Un régime de responsabilité fixé
Mais alors qui est responsable de quoi aujourd'hui ?
D’abord, pour les « branchements » anciens, c’est-à-dire les infrastructures d'accueil de génie civil d'adduction qui permettent de raccorder un immeuble ou une maison jusqu'au point d'accès au réseau situé au droit du terrain, deux cas sont à distinguer.
Lorsque les équipements ont été construits dans le cadre du service universel, qui a pris fin en 2020, la responsabilité de l’opérateur historique Orange sur le génie civil qu'elle avait elle-même construit est établie. « Deux jugements de tribunaux administratifs (TA) sont allés dans le même sens sur ce point », ajoute Ariel Turpin.
Entre la fin du service universel et la promulgation de cette nouvelle loi il y avait une zone grise. « Durant cette période intermédiaire, plusieurs opérateurs d'infrastructure (OI), c'est-à-dire des collectivités ou des AODE gestionnaires de réseaux, ont eux-mêmes pris en charge la construction de raccordements ponctuels de quelques mètres, sans qu'un cadre légal clair n'existe encore pour dire qui en est propriétaire ou responsable. » C'est cette absence de règle qui crée un risque de litige : pour les situations où les parties ne s'entendent pas, Ariel Turpin indique que le sujet pourra se régler devant le tribunal.
Cependant la loi prévoit aussi un autre mécanisme : ces opérateurs d’infrastructures (OI) peuvent rétrocéder l'ouvrage à Orange, gratuitement, si leur contrat de délégation de service public (DSP) le permet ; ou bien le conserver, en assumant alors les coûts liés aux déplacements de réseau et aux démarches administratives associées.
Enfin, pour les « branchements » réalisés à compter de la promulgation de la loi, c'est désormais clairement le propriétaire du génie civil de desserte (1), qu'il s'agisse d'une collectivité dans le cadre d’un Rip, d'une Autorité organisatrice de la distribution d'énergie (AODE) ou d'Orange, qui a la charge de ce segment du réseau qui va du point de branchement optique jusqu'à la prise terminale optique installée chez l'abonné sans possibilité de contestation. Aussi, si des collectivités territoriales ou leurs groupements ont établi et exploitent eux-mêmes un réseau de fibre jusqu’à l’abonné sur leur territoire, alors les branchements concernés leur appartiennent – notamment dans le cas des réseaux d’initiative publique (Rip).

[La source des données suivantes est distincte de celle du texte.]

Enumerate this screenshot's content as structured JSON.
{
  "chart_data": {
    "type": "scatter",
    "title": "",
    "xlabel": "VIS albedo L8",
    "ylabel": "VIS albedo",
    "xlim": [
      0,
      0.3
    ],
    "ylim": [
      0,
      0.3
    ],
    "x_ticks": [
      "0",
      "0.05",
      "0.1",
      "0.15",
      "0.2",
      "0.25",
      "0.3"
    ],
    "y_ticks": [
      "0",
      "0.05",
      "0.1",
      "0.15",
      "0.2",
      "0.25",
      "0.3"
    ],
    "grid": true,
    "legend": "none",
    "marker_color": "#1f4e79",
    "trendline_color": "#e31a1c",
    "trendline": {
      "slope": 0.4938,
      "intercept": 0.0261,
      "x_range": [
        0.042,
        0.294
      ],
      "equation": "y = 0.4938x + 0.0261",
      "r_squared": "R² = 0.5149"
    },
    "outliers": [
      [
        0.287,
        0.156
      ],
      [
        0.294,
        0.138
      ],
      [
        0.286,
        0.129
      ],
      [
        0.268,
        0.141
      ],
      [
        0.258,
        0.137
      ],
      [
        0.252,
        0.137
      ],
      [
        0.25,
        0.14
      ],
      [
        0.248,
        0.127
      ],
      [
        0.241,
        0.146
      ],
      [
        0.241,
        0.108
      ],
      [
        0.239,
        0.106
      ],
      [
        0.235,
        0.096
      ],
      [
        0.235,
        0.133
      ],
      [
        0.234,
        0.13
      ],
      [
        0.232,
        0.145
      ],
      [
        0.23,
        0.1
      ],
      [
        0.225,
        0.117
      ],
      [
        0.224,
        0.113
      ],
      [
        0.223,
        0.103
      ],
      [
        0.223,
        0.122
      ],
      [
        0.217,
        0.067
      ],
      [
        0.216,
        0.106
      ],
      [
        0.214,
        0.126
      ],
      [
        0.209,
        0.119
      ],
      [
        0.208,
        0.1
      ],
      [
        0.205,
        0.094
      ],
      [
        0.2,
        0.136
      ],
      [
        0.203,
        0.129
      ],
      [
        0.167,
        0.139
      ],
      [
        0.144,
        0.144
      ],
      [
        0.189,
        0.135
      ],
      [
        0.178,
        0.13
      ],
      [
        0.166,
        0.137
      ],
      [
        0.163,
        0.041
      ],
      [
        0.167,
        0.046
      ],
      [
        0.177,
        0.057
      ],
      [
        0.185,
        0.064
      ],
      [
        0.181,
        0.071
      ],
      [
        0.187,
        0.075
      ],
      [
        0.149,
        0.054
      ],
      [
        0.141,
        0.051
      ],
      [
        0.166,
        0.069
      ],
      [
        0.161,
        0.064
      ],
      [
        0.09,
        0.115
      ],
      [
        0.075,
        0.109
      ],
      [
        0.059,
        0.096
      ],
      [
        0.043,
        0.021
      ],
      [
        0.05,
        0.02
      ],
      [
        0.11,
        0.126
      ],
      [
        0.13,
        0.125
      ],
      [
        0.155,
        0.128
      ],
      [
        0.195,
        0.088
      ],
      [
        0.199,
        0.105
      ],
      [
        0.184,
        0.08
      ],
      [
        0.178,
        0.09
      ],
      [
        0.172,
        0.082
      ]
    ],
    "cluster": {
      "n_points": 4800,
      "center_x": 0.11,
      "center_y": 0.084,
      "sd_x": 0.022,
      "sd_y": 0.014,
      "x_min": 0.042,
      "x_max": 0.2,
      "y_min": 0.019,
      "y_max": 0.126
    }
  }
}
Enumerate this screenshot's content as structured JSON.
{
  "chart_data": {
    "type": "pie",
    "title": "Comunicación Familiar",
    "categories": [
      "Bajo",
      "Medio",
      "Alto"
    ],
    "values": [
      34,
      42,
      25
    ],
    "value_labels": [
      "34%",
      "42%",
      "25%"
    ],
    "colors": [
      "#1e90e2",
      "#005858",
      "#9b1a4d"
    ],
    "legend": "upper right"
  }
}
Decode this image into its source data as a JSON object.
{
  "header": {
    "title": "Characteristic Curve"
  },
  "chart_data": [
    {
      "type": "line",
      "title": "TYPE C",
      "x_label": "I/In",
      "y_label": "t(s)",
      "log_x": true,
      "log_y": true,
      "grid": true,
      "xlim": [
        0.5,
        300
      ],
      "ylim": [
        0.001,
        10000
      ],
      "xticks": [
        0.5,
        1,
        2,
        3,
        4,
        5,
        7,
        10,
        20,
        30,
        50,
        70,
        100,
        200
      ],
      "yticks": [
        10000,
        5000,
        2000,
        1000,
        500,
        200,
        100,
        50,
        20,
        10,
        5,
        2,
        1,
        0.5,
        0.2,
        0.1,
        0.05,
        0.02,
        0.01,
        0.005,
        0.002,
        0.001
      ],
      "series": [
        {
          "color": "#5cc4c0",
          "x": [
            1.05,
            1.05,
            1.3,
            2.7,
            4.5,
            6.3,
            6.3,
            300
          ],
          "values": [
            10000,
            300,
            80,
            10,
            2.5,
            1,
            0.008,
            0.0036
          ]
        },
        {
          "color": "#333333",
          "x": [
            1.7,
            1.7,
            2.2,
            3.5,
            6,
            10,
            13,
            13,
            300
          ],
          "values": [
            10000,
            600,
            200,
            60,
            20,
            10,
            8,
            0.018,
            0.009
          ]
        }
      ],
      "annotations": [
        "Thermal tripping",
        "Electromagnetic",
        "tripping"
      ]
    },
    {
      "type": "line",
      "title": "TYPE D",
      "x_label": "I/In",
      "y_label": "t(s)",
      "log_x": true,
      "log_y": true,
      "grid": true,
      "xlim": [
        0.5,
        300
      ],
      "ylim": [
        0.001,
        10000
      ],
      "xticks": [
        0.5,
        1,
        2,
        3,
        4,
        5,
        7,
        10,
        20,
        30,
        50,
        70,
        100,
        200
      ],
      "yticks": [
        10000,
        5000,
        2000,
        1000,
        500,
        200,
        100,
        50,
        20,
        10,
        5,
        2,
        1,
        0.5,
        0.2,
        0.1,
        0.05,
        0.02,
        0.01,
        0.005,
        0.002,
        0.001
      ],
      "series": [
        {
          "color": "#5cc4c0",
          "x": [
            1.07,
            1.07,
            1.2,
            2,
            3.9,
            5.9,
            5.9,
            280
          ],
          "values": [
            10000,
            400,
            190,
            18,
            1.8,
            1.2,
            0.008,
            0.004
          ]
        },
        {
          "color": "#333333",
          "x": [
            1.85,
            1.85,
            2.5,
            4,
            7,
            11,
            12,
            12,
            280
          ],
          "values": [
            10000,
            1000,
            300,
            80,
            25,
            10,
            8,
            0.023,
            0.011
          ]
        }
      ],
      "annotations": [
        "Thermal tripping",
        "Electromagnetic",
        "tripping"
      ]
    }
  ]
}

Raccordements complexes : une problématique pas entièrement réglée
Quand le réseau public ne s'étend pas jusqu'au droit du terrain, c'est-à-dire avant la limite de la propriété privée, il faut en effet construire un tronçon de génie civil supplémentaire pour combler cet écart – on parle alors d'« extension de génie civil ». Cette extension n’est pas clairement encadrée dans la loi.
C'est le « grand regret » qu'évoque Ariel Turpin auprès de Maire info : « Faute de pouvoir retoucher l'amendement du député Bothorel sans risquer la censure pour cavalier législatif, le texte a privilégié la sécurité juridique ». Car les opérateurs étaient aux aguets : selon le média La Lettre, Orange a en effet déposé une contribution extérieure devant le Conseil constitutionnel pour tenter de faire supprimer l’article 41, en vain.
Ainsi, une clarification essentielle a été apportée dans cette loi sur la responsabilité des branchements et infrastructures mais pour les raccordements les plus complexes, ceux nécessitant une extension significative, les solutions législatives restent à trouver. « Des dispositions complémentaires resteront nécessaires pour régler entièrement la question des raccordements complexes », confie le délégué général de l’Avicca.
(1) Le « génie civil de desserte » désigne l'infrastructure physique, fourreaux, gaines, chambres de tirage, appuis aériens, qui dessert un secteur ou une zone géographique donnée.